El fin del terrorismo de ETA ha propiciado la eclosión de muchos libros sobre esos más de treinta años de miedo, división y dolor en el País Vasco y en toda España. Algunos son novelas realistas de merecido éxito, otros, análisis e indagaciones sobre qué hubo detrás de tanta muerte, de tanto fanatismo, como el de Edurne Portela (‘El eco de los disparos’).
Pero pocos indagan sobre el propio dolor, sobre el asesinato de un ser querido. ‘El comensal’, de Gabriela Ybarra (Ediciones Caballo de Troya), es quizá el primer testimonio de ese dolor. Los más cercanos y afectados se ven aun incapaces de traducirlo a palabras, lo mismo que sucedió en muchas de las víctimas de los campos de exterminio nazis, que prefirieron el silencio, o el suicidio, al relato.
Gabriela Ybarra es la nieta de Javier de Ybarra, industrial, filántropo, hombre de cultura, que fue alcalde de Bilbao y presidente de la Diputación Foral de Vizcaya, que fue secuestrado y asesinado por unos etarras -hasta hoy no identificados y, por tanto, terriblemente impunes- el 22 de junio de 1977, unos días después de que todo el pueblo español hubiera votado, de manera ejemplar y cívica en las primeras elecciones libres desde febrero de 1936. El mensaje de ETA era claro, les daban igual la democracia, las elecciones, la muerte era su única consigna y su solo leitmotiv.

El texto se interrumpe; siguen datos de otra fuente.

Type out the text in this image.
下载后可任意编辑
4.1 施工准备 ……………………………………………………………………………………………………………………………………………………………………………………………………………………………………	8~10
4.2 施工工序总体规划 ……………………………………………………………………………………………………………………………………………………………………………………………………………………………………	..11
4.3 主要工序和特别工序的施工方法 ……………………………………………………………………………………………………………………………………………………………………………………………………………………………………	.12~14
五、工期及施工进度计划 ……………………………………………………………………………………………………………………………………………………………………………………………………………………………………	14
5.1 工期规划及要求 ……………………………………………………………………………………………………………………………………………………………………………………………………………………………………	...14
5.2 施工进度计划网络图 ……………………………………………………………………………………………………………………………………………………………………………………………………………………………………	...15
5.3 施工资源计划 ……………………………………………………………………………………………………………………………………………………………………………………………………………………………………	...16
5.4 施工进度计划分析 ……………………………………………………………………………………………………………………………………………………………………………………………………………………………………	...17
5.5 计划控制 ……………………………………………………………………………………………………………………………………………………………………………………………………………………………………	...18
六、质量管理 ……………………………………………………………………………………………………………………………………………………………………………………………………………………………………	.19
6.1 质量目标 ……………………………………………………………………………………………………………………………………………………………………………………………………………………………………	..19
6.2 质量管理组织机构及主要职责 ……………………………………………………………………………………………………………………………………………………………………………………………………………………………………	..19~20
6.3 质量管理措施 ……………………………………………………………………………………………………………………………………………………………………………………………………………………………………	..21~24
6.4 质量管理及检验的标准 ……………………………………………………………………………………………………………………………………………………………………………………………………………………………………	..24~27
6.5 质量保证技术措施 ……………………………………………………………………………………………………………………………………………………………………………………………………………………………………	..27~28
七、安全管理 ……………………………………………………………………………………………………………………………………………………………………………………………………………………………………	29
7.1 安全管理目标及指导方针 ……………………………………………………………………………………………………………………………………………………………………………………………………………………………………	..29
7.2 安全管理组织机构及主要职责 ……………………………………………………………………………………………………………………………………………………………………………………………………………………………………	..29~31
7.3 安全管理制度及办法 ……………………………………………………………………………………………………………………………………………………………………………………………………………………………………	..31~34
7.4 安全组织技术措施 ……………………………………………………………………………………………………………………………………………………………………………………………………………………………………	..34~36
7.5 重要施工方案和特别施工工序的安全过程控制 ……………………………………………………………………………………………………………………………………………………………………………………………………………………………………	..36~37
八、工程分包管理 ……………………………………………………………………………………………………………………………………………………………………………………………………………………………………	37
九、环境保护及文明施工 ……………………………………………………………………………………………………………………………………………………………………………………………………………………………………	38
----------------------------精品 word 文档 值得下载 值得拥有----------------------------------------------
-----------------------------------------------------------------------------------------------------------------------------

El título del libro, nos explica la autora, viene de que en su familia siempre se guarda un lugar y unos cubiertos en la mesa para ese comensal que nunca volverá.
Gabriela Ybarra nos ofrece un relato minimalista, casi telegráfico, como el de una agencia de noticias. Y lo entrelaza de manera muy sensible con la muerte por cáncer de su madre, años después. Dos pérdidas, dos muertes violentas -que el cáncer es una violencia- que marcan a toda la familia para siempre.

Es un relato duro, precisamente por esa ausencia de adjetivos, porque excluye la pena -ese método para hacer sensacionalismo que daña tantos libros sobre tragedias-. Hay un tipo de narración casi forense que se limita a exponer los hechos, a veces hasta los más nimios detalles, que son un contraste helado con la realidad de un asesinato -sin necesidad de adjetivos- y la despiadada e irremediable muerte de una mujer joven, madre de tres hijas.
Las 160 páginas del libro bastan para que sepamos, o más bien, sintamos, pues es un libro conmovedor, cómo el mal puede afectar a una familia y a una sociedad. Años de escolta obligatoria para los hijos de Javier de Ybarra, que la ETA se empeñaba en exterminar por esa época en que el odio parecía ser el único argumento de unos cuantos miles de vascos hacia el resto de sus conciudadanos, vecinos y, por supuesto, al resto de los españoles.
El lector se pregunta, al final de esa lectura casi angustiosa pero que no se puede dejar, si la autora ha necesitado contarlo como una especie de terapia para poder expresar, sacar afuera de alguna manera ese dolor que comparte con sus hermanas y con su padre y que no habría forma de supurar en el mero silencio. Quizá este testimonio sirva para que la familia pueda descargarse del peso del silencio, esa especie de omertà que ha contaminado durante años el País Vasco, donde unos se iban, otros callaban y muchos miraban para otro lado.